Navigating changes in scale is central to what artists do, particularly in fields in which the intended user could potentially experience the work in any number of ways. It’s why smart theater directors try to watch a play from every section of a theater, and why film editors need to be particularly sensitive to the different formats in which a movie might be viewed. As Charles Koppelman describes the editor Walter Murch’s process in Behind the Seen:
The “little people” are another one of Walter’s handmade edit room tools. These are paper cutouts in the shapes of a man and a woman that he affixes to each side of his large screening monitor. They are his way of dealing with the problem of scale.
As an editor, Murch must remember that images in the edit room are only 1/240 the square footage of what the audience will eventually see on a thirty-foot-wide screen…It’s still easy to forget the size of a projected film, which can trick an editor into pacing a film too quickly, or using too many close-ups—styles more akin to television. The eye rapidly apprehends the relatively small, low-detail images on a TV. Large-scale faces help hold the attention of the audience sitting in a living room with lots of distractions or ambient light. But in movies, images are larger than life and more detailed, so the opposite is true. The eye needs time to peruse the movie screen and take it all in.

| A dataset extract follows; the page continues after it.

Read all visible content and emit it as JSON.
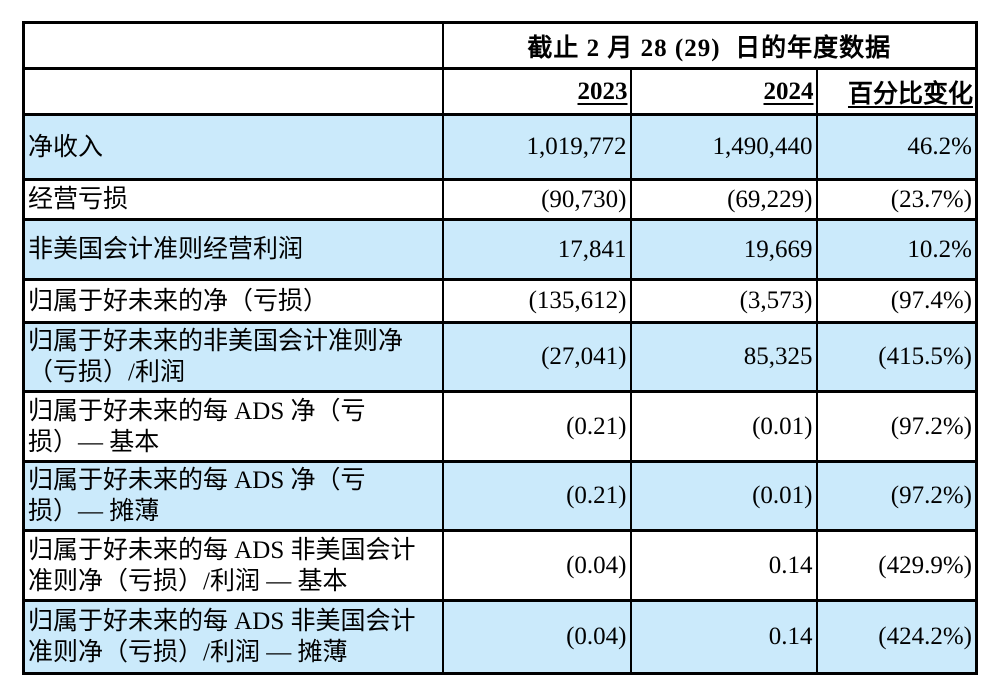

And such considerations are far from theoretical. A director like Tom Hooper, for example, who got his start in television, seems to think exclusively in terms of composition for a video monitor, which can make movies like The King’s Speech unnecessarily alienating when seen in theaters. I actually enjoyed his version of Les Misérables, but that’s probably because I saw it at home: on the big screen, all those characters bellowing their songs directly into the camera lens might have been unbearable. (At the opposite end of the spectrum, Quentin Tarantino, a much more thoughtful director, will be releasing two different versions of The Hateful Eight, one optimized for massive screens, the other for multiplexes and home viewing. As Variety writes: “The sequences in question play in ‘big, long, cool, unblinking takes’ in the 70mm version, Tarantino said. ‘It was awesome in the bigness of 70, but sitting on your couch, maybe it’s not so awesome. So I cut it up a little bit. It’s a little less precious about itself.'”) And we’ve all had to endure movies in which the sound seems to have been mixed with total indifference to how it would sound on a home theater system, with all the dialogue drowned out by muddy ambient noise. We can’t always control how viewers or audiences will experience what we do, but we can at least keep the lower end in mind, which has a way of clarifying how the work will play under the best possible circumstances. An artist has to think about scale all the time, and when in doubt, it’s often best to approach the work as if it’s a thumbnail of itself, while still retaining all the information of the whole. At least as a rule of thumb.